Pesach | Video Message 2011
Updated: May 6, 2020
Hi welcome. Thank you for taking the time to watch this. This year I decided to do something different. As you know every Pesach I distribute a leaflet with a message to the entire community. This year, in light of current world events, I decided to distribute something more substantial: a short book of 40 pages on the topic of freedom, entitled Freedom Agenda – Blueprint for Creating a Better World.
We are living through historic times. What is happening in Arab countries around the world, in Egypt, Tunisia and other places, is really historic. The theme and spirit of the times is the quest for freedom. As freedom is one of the cornerstone values of Judaism, I felt it appropriate to convey some of these ideas concerning the Torah’s agenda for freedom.
While I was preparing the book, I had a fascinating conversation with a Jewish CEO of one of the top companies in South Africa who told me that often people view Judaism as a system filled with restrictions and duties that constrict our freedom and limit our options in life. I found that fascinating; here was a genius, really an outstanding person with this particular perception of what Judaism is all about. And I hear what he is saying. I can see how people can understand it from that perspective. But I think that it’s a mistake.
I told him there is a remarkable passage in the Talmud that looks at freedom from a completely different perspective. The Torah tells us that the Ten Commandments were charut al haluchot, “engraved on the Tablets,” and the Talmud comments that the word charut, engraved, has the same letters as the Hebrew word cheirut, which is freedom. The Talmud says, “there is no one who is truly free like a person who is involved with Torah.” This is a remarkable claim: Torah is the gateway to freedom. Not only can we achieve freedom through Torah, but the Talmud makes the bold statement that Torah is the only way to achieve real freedom.
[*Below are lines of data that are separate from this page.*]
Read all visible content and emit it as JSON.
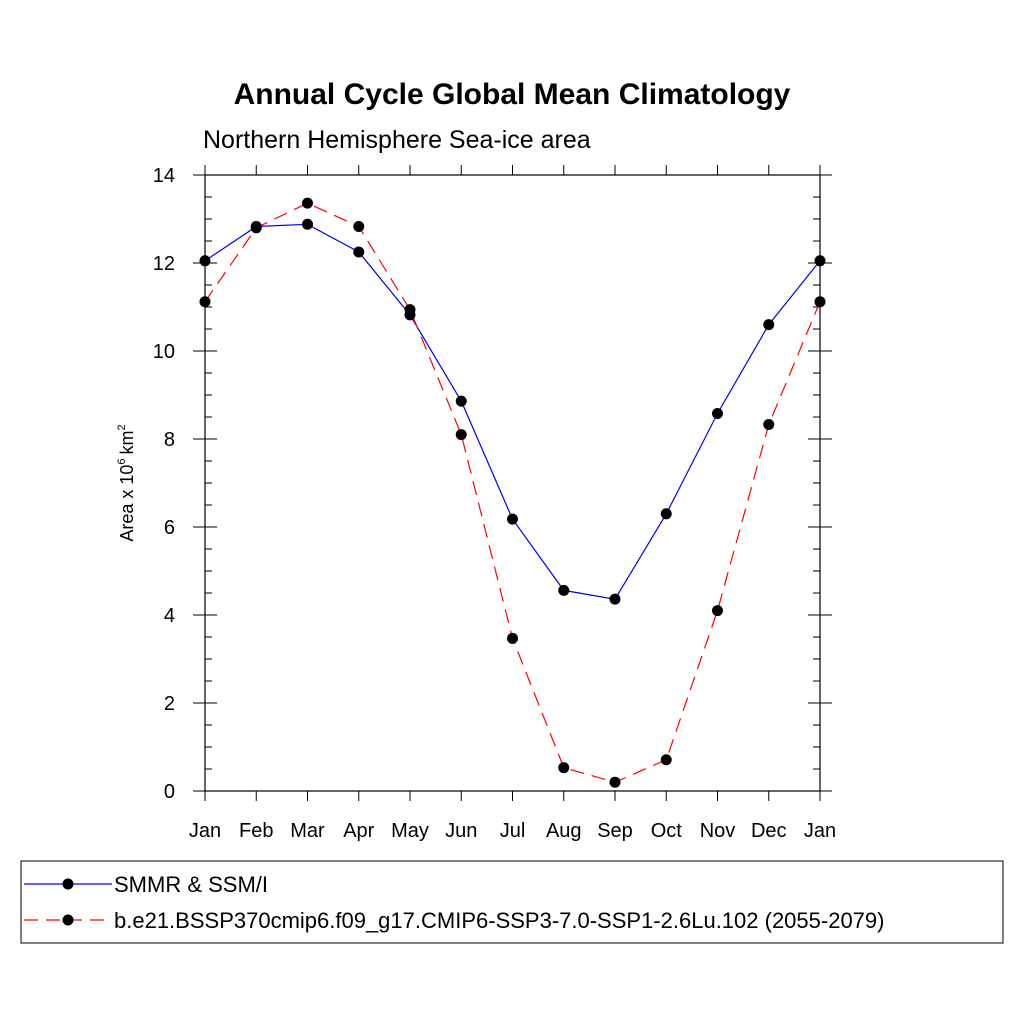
{
  "chart_data": {
    "type": "line",
    "title": "Annual Cycle Global Mean Climatology",
    "subtitle": "Northern Hemisphere Sea-ice area",
    "ylabel": {
      "base": "Area x 10",
      "exp": "6",
      "unit": "km",
      "unit_exp": "2"
    },
    "xlabel": "",
    "categories": [
      "Jan",
      "Feb",
      "Mar",
      "Apr",
      "May",
      "Jun",
      "Jul",
      "Aug",
      "Sep",
      "Oct",
      "Nov",
      "Dec",
      "Jan"
    ],
    "ylim": [
      0,
      14
    ],
    "yticks": [
      0,
      2,
      4,
      6,
      8,
      10,
      12,
      14
    ],
    "series": [
      {
        "name": "SMMR & SSM/I",
        "color": "#0000ff",
        "dash": "solid",
        "values": [
          12.05,
          12.83,
          12.88,
          12.25,
          10.82,
          8.86,
          6.18,
          4.56,
          4.36,
          6.3,
          8.58,
          10.6,
          12.05
        ]
      },
      {
        "name": "b.e21.BSSP370cmip6.f09_g17.CMIP6-SSP3-7.0-SSP1-2.6Lu.102 (2055-2079)",
        "color": "#ff0000",
        "dash": "dashed",
        "values": [
          11.12,
          12.8,
          13.36,
          12.83,
          10.94,
          8.1,
          3.47,
          0.53,
          0.2,
          0.71,
          4.1,
          8.33,
          11.12
        ]
      }
    ],
    "legend_position": "bottom",
    "grid": false
  }
}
The Torah is full of duties and obligations; the 613 commandments seem to impose restrictions on our lives. How, then, do we understand this statement of the Talmud? There is an interesting analogy from the physical world: health, diet and exercise. We might think that real freedom means eating what we want, when we want, as much as we want – and never having to exercise; to watch what we eat and to exercise – that would seem restrictive. But in truth, although on a superficial level diet and exercise are restrictive, such a lifestyle is actually liberating because it enables us to be free from the ravages of ill health and lethargy. Living healthily means we are living in accordance with the laws of the physical universe, and when we live in accordance with the laws of the universe we are living at our optimum.
In the same way that G-d created physical laws for the universe, He created moral and spiritual laws for the universe. He revealed those laws to us in His Torah, and guided us as to how to live our lives. The Talmud even says G-d looked into the world and created the Torah. The Torah, then, is the blueprint for the world – its moral and spiritual infrastructure. When we live in accordance with this blueprint for a moral and spiritual world, we are living in accordance with the moral and spiritual laws of the universe. As with the physical laws of nature, when we follow the moral and spiritual laws we thrive and are full of energy.
The book Freedom Agenda: Blueprint for Creating a Better World discusses the moral and spiritual blueprint for the world, which G-d revealed to us in the Torah. The Torah shows us the gateway to freedom. It is a guide for creating freedom in this world. It’s the Torah’s agenda for freedom and it’s based on G-d’s blueprint for the moral and spiritual universe. It shows us the gateway to freedom. The book discusses the Torah’s guidelines to achieve freedom on an individual level as well as on a societal level, in terms of government – how to control abusive power; how to prevent tyranny; and how to run a welfare state; and in terms of individuals functioning within society as a whole – how to create a society of compassion and decency; how to understand the forces of history.
The book addresses these issues and that’s really what freedom is about and that’s what the book is about. Free copies are available from the shuls and the schools. It is also downloadable for your Kindle or iPad, on this website.
I hope you enjoy it. Read through it, ponder it. I would love to hear what you think about it. Please email me your thoughts – it is always pleasure hearing from our very special community.
Thank you so much for taking the time to watch this. Chag Kasher veSameach, wishing a joyous and kosher Pesach to our entire community. G-d bless you and thank you.